Le
Mondial et le piège de l'unité nationale
Il aura été difficile d’échapper
au battage médiatique autour de la victoire des Bleus en Russie. Ces joueurs
ont certes du talent, et la composition de l’équipe de France, avec ses Mbappé,
Pogba et Umtiti, ses enfants d’immigrés camerounais, algériens, guinéens,
maliens ou haïtiens, devrait rabattre leur caquet à tous ceux qui nous
expliquent que les migrants sont un danger. Plus de la moitié des 23 joueurs
français sont d’origine africaine. Et encore, nous ne saurons jamais combien de
talents potentiels sont morts en Méditerranée, se heurtant aux murailles
érigées par les pays riches comme la France.
Sans avoir joué une seule minute,
de nombreux politiciens aimeraient bien tirer profit de ce succès. Macron
s’est placé au centre de la photo, espérant ainsi regagner quelques points de
popularité, alors que ce président des riches est de plus en plus rejeté par le
monde du travail. Et tant d’autres, qui ne retiennent pas leurs coups quand il
s’agit d’attaquer les travailleurs, tentent de faire vibrer la corde
patriotique.
Certes, le football est un jeu et
une occasion de faire la fête. Mais les symboles comme le drapeau tricolore et
la Marseillaise ne sont pas neutres. Aujourd'hui utilisés pour célébrer une
victoire sportive, ils l’ont été jadis pour les guerres coloniales et tant
d’autres exactions. Le patriotisme a toujours été un piège utilisé par les
pires ennemis des travailleurs et il servira encore, demain, pour tenter de
nous unir derrière les capitalistes français, contre les travailleurs d’autres
pays.
À partir du succès d’une équipe
de foot, Macron, les politiciens et les grands médias voudraient nous
convaincre que tous les Français sont dans le même bateau. Ils aimeraient faire
disparaître les oppositions sociales et politiques.

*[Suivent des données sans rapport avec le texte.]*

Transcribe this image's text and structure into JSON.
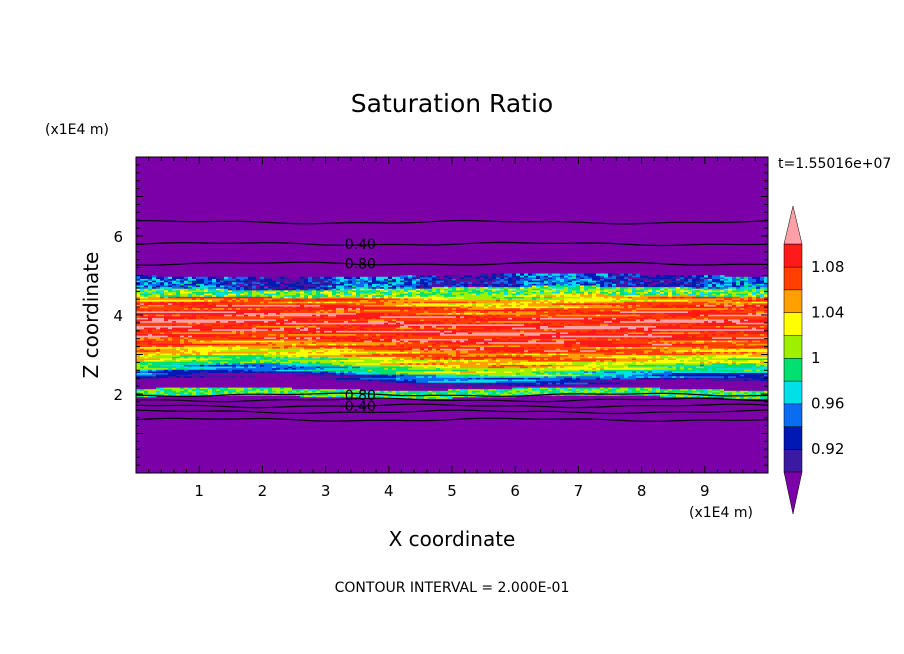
{
  "chart_data": {
    "type": "heatmap",
    "title": "Saturation Ratio",
    "xlabel": "X coordinate",
    "ylabel": "Z coordinate",
    "x_unit": "(x1E4 m)",
    "y_unit": "(x1E4 m)",
    "time_label": "t=1.55016e+07",
    "footer": "CONTOUR INTERVAL = 2.000E-01",
    "xlim": [
      0,
      10
    ],
    "ylim": [
      0,
      8
    ],
    "xticks": [
      "1",
      "2",
      "3",
      "4",
      "5",
      "6",
      "7",
      "8",
      "9"
    ],
    "yticks": [
      "2",
      "4",
      "6"
    ],
    "colorbar": {
      "levels": [
        0.9,
        0.92,
        0.94,
        0.96,
        0.98,
        1.0,
        1.02,
        1.04,
        1.06,
        1.08,
        1.1
      ],
      "tick_labels": [
        "0.92",
        "0.96",
        "1",
        "1.04",
        "1.08"
      ],
      "colors": [
        "#7b00a8",
        "#3a1aa0",
        "#0018b4",
        "#0a6cf0",
        "#00e0e8",
        "#00e070",
        "#9ef000",
        "#ffff00",
        "#ffa000",
        "#ff4000",
        "#ff1a1a",
        "#ffa0a8"
      ],
      "below_color": "#7b00a8",
      "above_color": "#ffa0a8"
    },
    "background_value": 0.3,
    "contours": [
      {
        "z": 1.35,
        "label": ""
      },
      {
        "z": 1.55,
        "label": ""
      },
      {
        "z": 1.7,
        "label": "0.40"
      },
      {
        "z": 1.85,
        "label": ""
      },
      {
        "z": 1.98,
        "label": "0.80"
      },
      {
        "z": 5.3,
        "label": "0.80"
      },
      {
        "z": 5.8,
        "label": "0.40"
      },
      {
        "z": 6.35,
        "label": ""
      }
    ],
    "cloud_layer": {
      "z_bottom": 2.0,
      "z_top": 4.9,
      "value_range": [
        0.9,
        1.1
      ]
    }
  }
}
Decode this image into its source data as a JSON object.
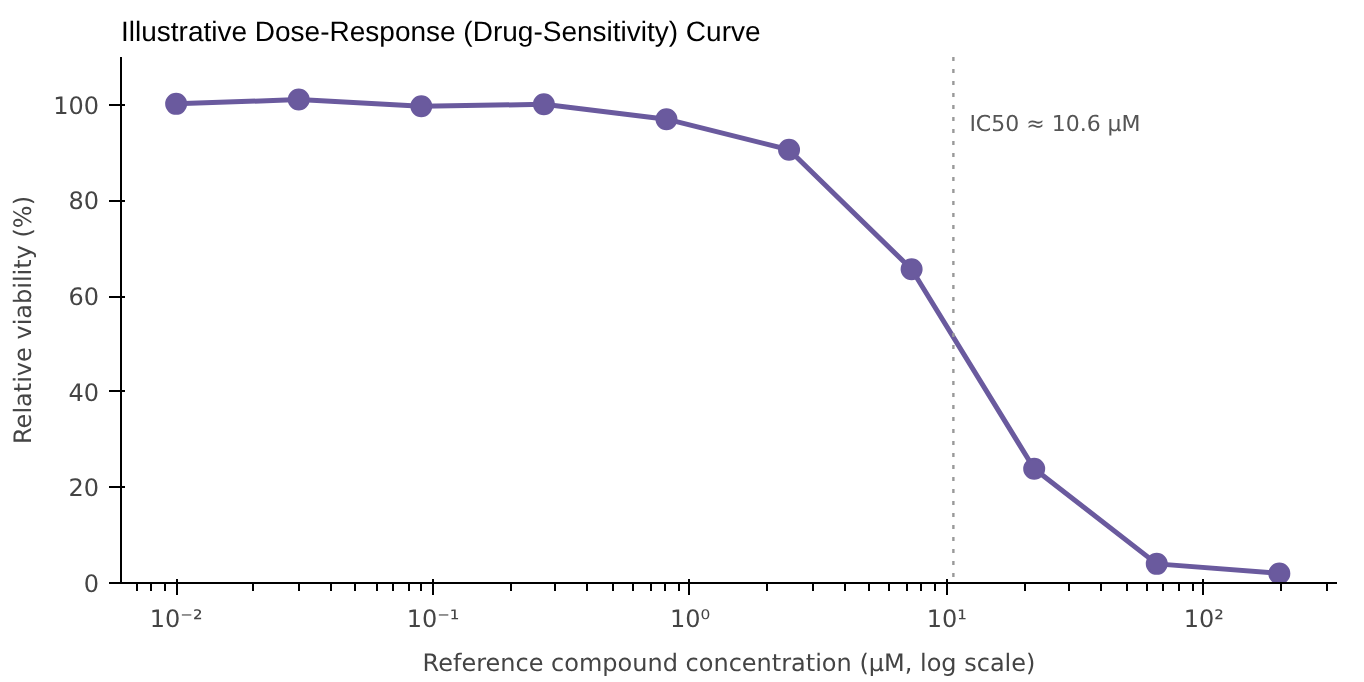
{
  "chart_data": {
    "type": "line",
    "title": "Illustrative Dose-Response (Drug-Sensitivity) Curve",
    "xlabel": "Reference compound concentration (µM, log scale)",
    "ylabel": "Relative viability (%)",
    "x": [
      0.01,
      0.03,
      0.09,
      0.27,
      0.81,
      2.43,
      7.29,
      21.87,
      65.61,
      196.83
    ],
    "series": [
      {
        "color": "#6a5a9e",
        "values": [
          100.2,
          101.1,
          99.7,
          100.1,
          97.0,
          90.6,
          65.6,
          23.9,
          4.0,
          2.0
        ]
      }
    ],
    "log": "x",
    "marker": "circle",
    "line_style": "solid",
    "xlim": [
      0.0061,
      330
    ],
    "ylim": [
      0,
      110
    ],
    "xticks": [
      {
        "value": 0.01,
        "label": "10⁻²"
      },
      {
        "value": 0.1,
        "label": "10⁻¹"
      },
      {
        "value": 1,
        "label": "10⁰"
      },
      {
        "value": 10,
        "label": "10¹"
      },
      {
        "value": 100,
        "label": "10²"
      }
    ],
    "yticks": [
      0,
      20,
      40,
      60,
      80,
      100
    ],
    "ref_lines": [
      {
        "axis": "x",
        "value": 10.6,
        "label": "IC50 ≈ 10.6 µM",
        "color": "#999999",
        "line_style": "dotted"
      }
    ]
  }
}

Tous unis, vraiment ? Unis,
les smicards et les milliardaires, dont les fortunes ont encore atteint des
records ? Unis, les cheminots et le gouvernement, qui démantèle leur statut
pour s’attaquer à tous les travailleurs ? Unis, les personnels des hôpitaux et
ceux qui les soumettent à de terribles restrictions ? Unis, les capitalistes
comme Carrefour, sponsor de l’équipe de France, et les 2000 salariés qu’il veut
licencier ?
Le foot est un business dans
lequel on dépense « un pognon de dingue ». On critique les sommes exorbitantes
empochées par certains joueurs. Mais si certains d’entre eux gagnent des
millions, c’est en partie grâce à leur travail et à leur talent. En revanche,
les sponsors, les grands médias, les équipementiers touchent le jackpot sans
marquer le moindre but. Dimanche soir, à 360 000 euros la demi-minute de
publicité, TF1 pouvait être heureux de la victoire… du Dieu pognon.
En Italie, un syndicat d’une
usine de Fiat a dénoncé le fait que la Juventus de Turin, qui appartient à la
famille Agnelli, propriétaire de la firme automobile, venait de débourser 100
millions d’euros pour acheter Cristiano Ronaldo. Le décalage entre les sommes
disponibles pour un transfert et les menaces de licenciement qui pèsent sur les
ouvriers de Fiat est en effet révoltant.
Les politiciens utilisent le football
pour faire passer leurs coups bas. En Russie, Poutine a profité du Mondial pour
augmenter la TVA et retarder l’âge de départ à la retraite de huit années pour
les femmes et de cinq années pour les hommes, interdisant les manifestations
dans les villes où se tenaient les matchs, sans pouvoir totalement les
empêcher.
Ici, après avoir célébré la
victoire des Bleus, Macron et son gouvernement vont poursuivre leur sale
besogne. Ils veulent s’attaquer aux régimes de retraite et aux aides sociales
et, entre autres, prélever un milliard d’euros sur les aides personnalisées au
logement. Même les handicapés sont ponctionnés. Le gouvernement veut supprimer
100 000 emplois aidés cette année, et 120 000 emplois publics d’ici 2022. Quant
aux capitalistes qui affichent leur logo dans les stades et sur les écrans, ils
vont continuer à produire plus avec toujours moins de salariés, toujours plus
exploités, pour gaver des actionnaires toujours plus riches.
Comme en 1998, après la fête, les
réalités sociales nous rattrapent. Le Mondial terminé, les problèmes des
travailleurs, des chômeurs, des jeunes condamnés à la précarité et des
retraités sont intacts. La guerre sociale continue et nous impose de nous
battre pour défendre nos intérêts de travailleurs. Il faut mener cette lutte
contre les capitalistes, contre les Macron et contre tous ceux qui parlent
d’unité nationale pour mieux gouverner au profit des plus riches.